Enviada em 02/06/2022
Durante uma maratona em 2012, Fernandes Anaia, 2° lugar, observou que o líder na disputa se distraiu e pensou que tinha ganho a rústica poucos metros antes da chegada, Fernandes se aproximou e avisou seu adversário onde era o final de corrida, contentando-se com o 2° lugar, quando questionado ele apenas respondeu “Se eu vencesse assim, como eu iria contar isso para minha mãe?”. Situações como essa ocorrem por causa de que figuras familiares como o pai ou a mãe são redutos espirituais e morais para as pessoas. Porém, não são todos que gozam desse direito, visto que, há famílias onde tais valores são desconhecidos, famílias em que apesar do sangue ser o mesmo, não há qualquer relação afetiva entre os seus indivíduos.

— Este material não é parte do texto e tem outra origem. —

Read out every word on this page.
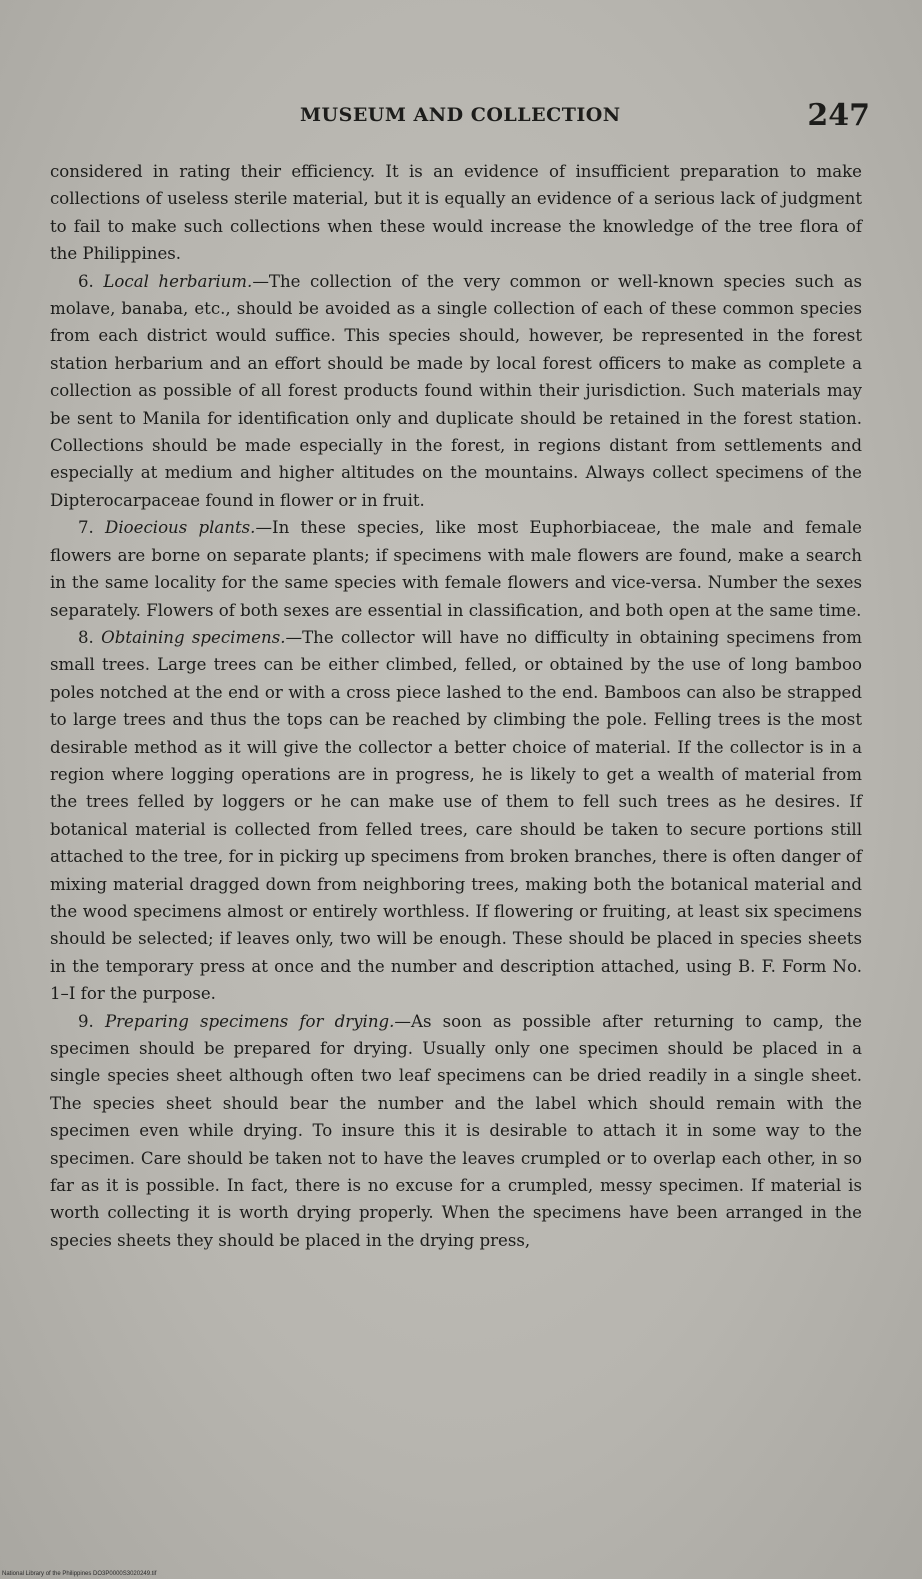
MUSEUM AND COLLECTION	247

considered in rating their efficiency. It is an evidence of insufficient preparation to make collections of useless sterile material, but it is equally an evidence of a serious lack of judgment to fail to make such collections when these would increase the knowledge of the tree flora of the Philippines.

6. Local herbarium.—The collection of the very common or well-known species such as molave, banaba, etc., should be avoided as a single collection of each of these common species from each district would suffice. This species should, however, be represented in the forest station herbarium and an effort should be made by local forest officers to make as complete a collection as possible of all forest products found within their jurisdiction. Such materials may be sent to Manila for identification only and duplicate should be retained in the forest station. Collections should be made especially in the forest, in regions distant from settlements and especially at medium and higher altitudes on the mountains. Always collect specimens of the Dipterocarpaceae found in flower or in fruit.

7. Dioecious plants.—In these species, like most Euphorbiaceae, the male and female flowers are borne on separate plants; if specimens with male flowers are found, make a search in the same locality for the same species with female flowers and vice-versa. Number the sexes separately. Flowers of both sexes are essential in classification, and both open at the same time.

8. Obtaining specimens.—The collector will have no difficulty in obtaining specimens from small trees. Large trees can be either climbed, felled, or obtained by the use of long bamboo poles notched at the end or with a cross piece lashed to the end. Bamboos can also be strapped to large trees and thus the tops can be reached by climbing the pole. Felling trees is the most desirable method as it will give the collector a better choice of material. If the collector is in a region where logging operations are in progress, he is likely to get a wealth of material from the trees felled by loggers or he can make use of them to fell such trees as he desires. If botanical material is collected from felled trees, care should be taken to secure portions still attached to the tree, for in pickirg up specimens from broken branches, there is often danger of mixing material dragged down from neighboring trees, making both the botanical material and the wood specimens almost or entirely worthless. If flowering or fruiting, at least six specimens should be selected; if leaves only, two will be enough. These should be placed in species sheets in the temporary press at once and the number and description attached, using B. F. Form No. 1–I for the purpose.

9. Preparing specimens for drying.—As soon as possible after returning to camp, the specimen should be prepared for drying. Usually only one specimen should be placed in a single species sheet although often two leaf specimens can be dried readily in a single sheet. The species sheet should bear the number and the label which should remain with the specimen even while drying. To insure this it is desirable to attach it in some way to the specimen. Care should be taken not to have the leaves crumpled or to overlap each other, in so far as it is possible. In fact, there is no excuse for a crumpled, messy specimen. If material is worth collecting it is worth drying properly. When the specimens have been arranged in the species sheets they should be placed in the drying press,

National Library of the Philippines DO3P0000S3020249.tif
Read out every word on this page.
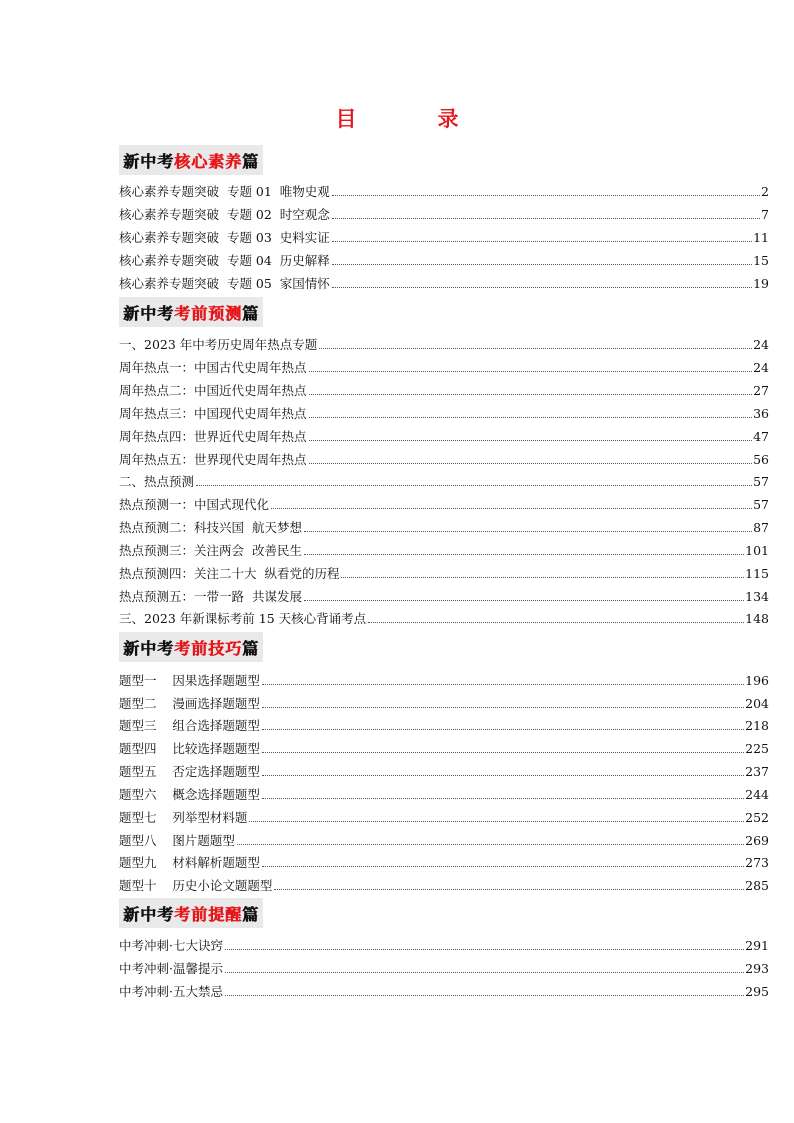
目　录
新中考 核心素养 篇
核心素养专题突破  专题 01  唯物史观	2
核心素养专题突破  专题 02  时空观念	7
核心素养专题突破  专题 03  史料实证	11
核心素养专题突破  专题 04  历史解释	15
核心素养专题突破  专题 05  家国情怀	19
新中考 考前预测 篇
一、2023 年中考历史周年热点专题	24
周年热点一：中国古代史周年热点	24
周年热点二：中国近代史周年热点	27
周年热点三：中国现代史周年热点	36
周年热点四：世界近代史周年热点	47
周年热点五：世界现代史周年热点	56
二、热点预测	57
热点预测一：中国式现代化	57
热点预测二：科技兴国  航天梦想	87
热点预测三：关注两会  改善民生	101
热点预测四：关注二十大  纵看党的历程	115
热点预测五：一带一路  共谋发展	134
三、2023 年新课标考前 15 天核心背诵考点	148
新中考 考前技巧 篇
题型一    因果选择题题型	196
题型二    漫画选择题题型	204
题型三    组合选择题题型	218
题型四    比较选择题题型	225
题型五    否定选择题题型	237
题型六    概念选择题题型	244
题型七    列举型材料题	252
题型八    图片题题型	269
题型九    材料解析题题型	273
题型十    历史小论文题题型	285
新中考 考前提醒 篇
中考冲刺·七大诀窍	291
中考冲刺·温馨提示	293
中考冲刺·五大禁忌	295
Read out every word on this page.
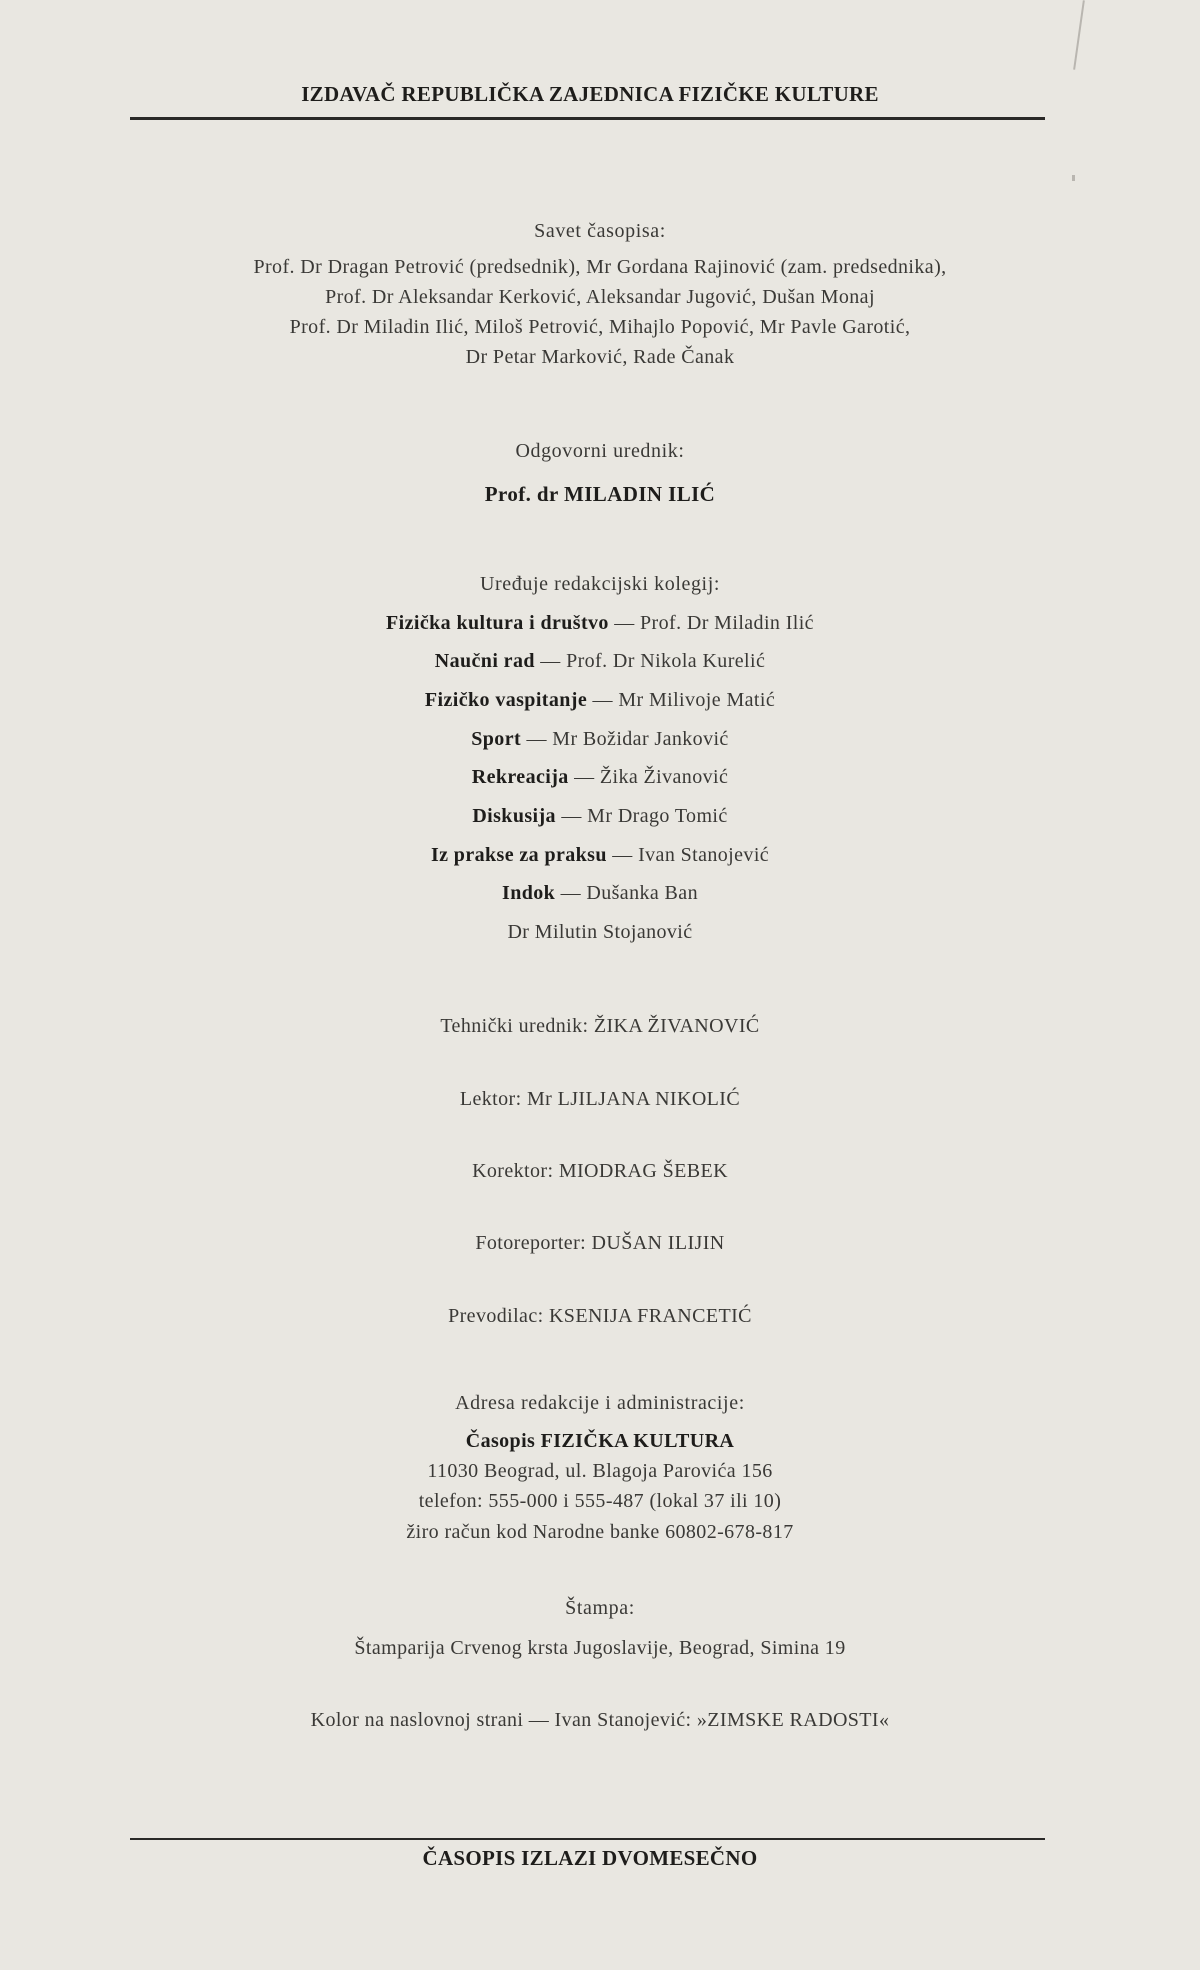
IZDAVAČ REPUBLIČKA ZAJEDNICA FIZIČKE KULTURE
Savet časopisa:
Prof. Dr Dragan Petrović (predsednik), Mr Gordana Rajinović (zam. predsednika),
Prof. Dr Aleksandar Kerković, Aleksandar Jugović, Dušan Monaj
Prof. Dr Miladin Ilić, Miloš Petrović, Mihajlo Popović, Mr Pavle Garotić,
Dr Petar Marković, Rade Čanak
Odgovorni urednik:
Prof. dr MILADIN ILIĆ
Uređuje redakcijski kolegij:
Fizička kultura i društvo — Prof. Dr Miladin Ilić
Naučni rad — Prof. Dr Nikola Kurelić
Fizičko vaspitanje — Mr Milivoje Matić
Sport — Mr Božidar Janković
Rekreacija — Žika Živanović
Diskusija — Mr Drago Tomić
Iz prakse za praksu — Ivan Stanojević
Indok — Dušanka Ban
Dr Milutin Stojanović
Tehnički urednik: ŽIKA ŽIVANOVIĆ
Lektor: Mr LJILJANA NIKOLIĆ
Korektor: MIODRAG ŠEBEK
Fotoreporter: DUŠAN ILIJIN
Prevodilac: KSENIJA FRANCETIĆ
Adresa redakcije i administracije:
Časopis FIZIČKA KULTURA
11030 Beograd, ul. Blagoja Parovića 156
telefon: 555-000 i 555-487 (lokal 37 ili 10)
žiro račun kod Narodne banke 60802-678-817
Štampa:
Štamparija Crvenog krsta Jugoslavije, Beograd, Simina 19
Kolor na naslovnoj strani — Ivan Stanojević: »ZIMSKE RADOSTI«
ČASOPIS IZLAZI DVOMESEČNO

Nesse panorama, o ambiente familiar é o local mais importante para a formação do caratér de uma pessoa, é lá onde ela aprende a se comportar e a viver em sociedade. Porém, em determinados casos essa família falha nesse papel crucial, falha quando o ambiente familiar é corrompido por pais de má índole que ensinam valores errados, falha quando a criança desde cedo vê maus exemplos com álcool, drogas, apostas e outros vicíos.
Dessarte, problemas familiares são pessoais e são difíceis de se falar com outras pessoas, porém, esse problema quando não se procura ajuda tende a apenas crescer, e, faz com que no futuro a pessoa precise procurar ajuda psiquiatrica para se abrir.
Decerto, não é toda família que é feliz. E, certamente, o Estado tem a obrigação de intervir quando a família prejudica o crescimento individual e psicológico da pessoa. Portanto, o Estado deve através da Mídia e da Escola buscar jovens em situações de vulnerabilidade, para poder salva-los e para que possam no futuro ser cidadões integros.